Automatically associated channels: ClC4 , ClC6

Title: Genome-wide association analysis and fine mapping of NT-proBNP level provide novel insight into the role of the MTHFR-CLCN6-NPPA-NPPB gene cluster.

Authors: Fabiola Del Greco M, Cristian Pattaro, Andreas Luchner, Irene Pichler, Thomas Winkler, Andrew A Hicks, Christian Fuchsberger, Andre Franke, Scott A Melville, Annette Peters, H Erich Wichmann, Stefan Schreiber, Iris M Heid, Michael Krawczak, Cosetta Minelli, Christian J Wiedermann, Peter P Pramstaller

Journal, date & volume: Hum. Mol.
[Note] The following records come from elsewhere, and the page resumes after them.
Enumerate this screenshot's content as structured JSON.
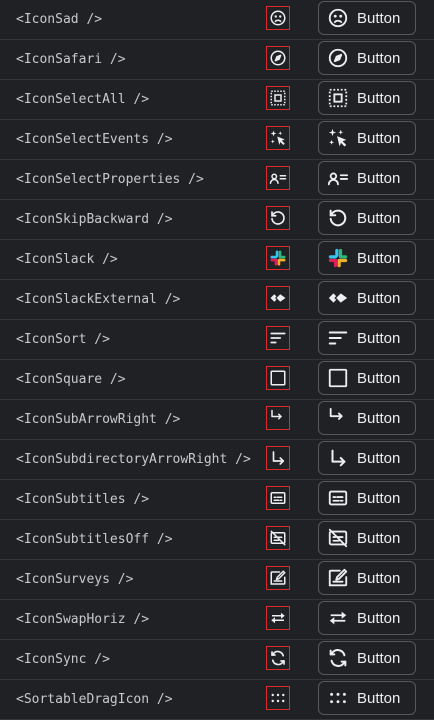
{
  "rows": [
    {
      "name": "<IconSad />",
      "icon": "sad-face-icon",
      "button_label": "Button"
    },
    {
      "name": "<IconSafari />",
      "icon": "safari-compass-icon",
      "button_label": "Button"
    },
    {
      "name": "<IconSelectAll />",
      "icon": "select-all-icon",
      "button_label": "Button"
    },
    {
      "name": "<IconSelectEvents />",
      "icon": "select-events-icon",
      "button_label": "Button"
    },
    {
      "name": "<IconSelectProperties />",
      "icon": "select-properties-icon",
      "button_label": "Button"
    },
    {
      "name": "<IconSkipBackward />",
      "icon": "skip-backward-icon",
      "button_label": "Button"
    },
    {
      "name": "<IconSlack />",
      "icon": "slack-icon",
      "button_label": "Button"
    },
    {
      "name": "<IconSlackExternal />",
      "icon": "slack-external-icon",
      "button_label": "Button"
    },
    {
      "name": "<IconSort />",
      "icon": "sort-icon",
      "button_label": "Button"
    },
    {
      "name": "<IconSquare />",
      "icon": "square-icon",
      "button_label": "Button"
    },
    {
      "name": "<IconSubArrowRight />",
      "icon": "sub-arrow-right-icon",
      "button_label": "Button"
    },
    {
      "name": "<IconSubdirectoryArrowRight />",
      "icon": "subdirectory-arrow-right-icon",
      "button_label": "Button"
    },
    {
      "name": "<IconSubtitles />",
      "icon": "subtitles-icon",
      "button_label": "Button"
    },
    {
      "name": "<IconSubtitlesOff />",
      "icon": "subtitles-off-icon",
      "button_label": "Button"
    },
    {
      "name": "<IconSurveys />",
      "icon": "surveys-icon",
      "button_label": "Button"
    },
    {
      "name": "<IconSwapHoriz />",
      "icon": "swap-horiz-icon",
      "button_label": "Button"
    },
    {
      "name": "<IconSync />",
      "icon": "sync-icon",
      "button_label": "Button"
    },
    {
      "name": "<SortableDragIcon />",
      "icon": "sortable-drag-icon",
      "button_label": "Button"
    }
  ],
  "colors": {
    "background": "#202124",
    "text": "#c7c9cd",
    "preview_border": "#d92b2b",
    "button_border": "#55585e",
    "slack_blue": "#36c5f0",
    "slack_green": "#2eb67d",
    "slack_red": "#e01e5a",
    "slack_yellow": "#ecb22e"
  }
}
Genet., 2011 Apr 15 , 20, 1660-71

PubMed link: http://www.ncbi.nlm.nih.gov/pubmed/21273288

Abstract
High blood concentration of the N-terminal cleavage product of the B-type natriuretic peptide (NT-proBNP) is strongly associated with cardiac dysfunction and is increasingly used for heart failure diagnosis. To identify genetic variants associated with NT-proBNP level, we performed a genome-wide association analysis in 1325 individuals from South Tyrol, Italy, and followed up the most significant results in 1746 individuals from two German population-based studies. A genome-wide significant signal in the MTHFR-CLCN6-NPPA-NPPB gene cluster was replicated, after correction for multiple testing (replication one-sided P-value = 8.4 × 10(-10)). A conditional regression analysis of 128 single-nucleotide polymorphisms in the region of interest identified novel variants in the CLCN6 gene as independently associated with NT-proBNP. In this locus, four haplotypes were associated with increased NT-proBNP levels (haplotype-specific combined P-values from 8.3 × 10(-03) to 9.3 × 10(-11)). The observed increase in the NT-proBNP level was proportional to the number of haplotype copies present (i.e. dosage effect), with an increase associated with two copies that varied between 20 and 100 pg/ml across populations. The identification of novel variants in the MTHFR-CLCN6-NPPA-NPPB cluster provides new insights into the biological mechanisms of cardiac dysfunction.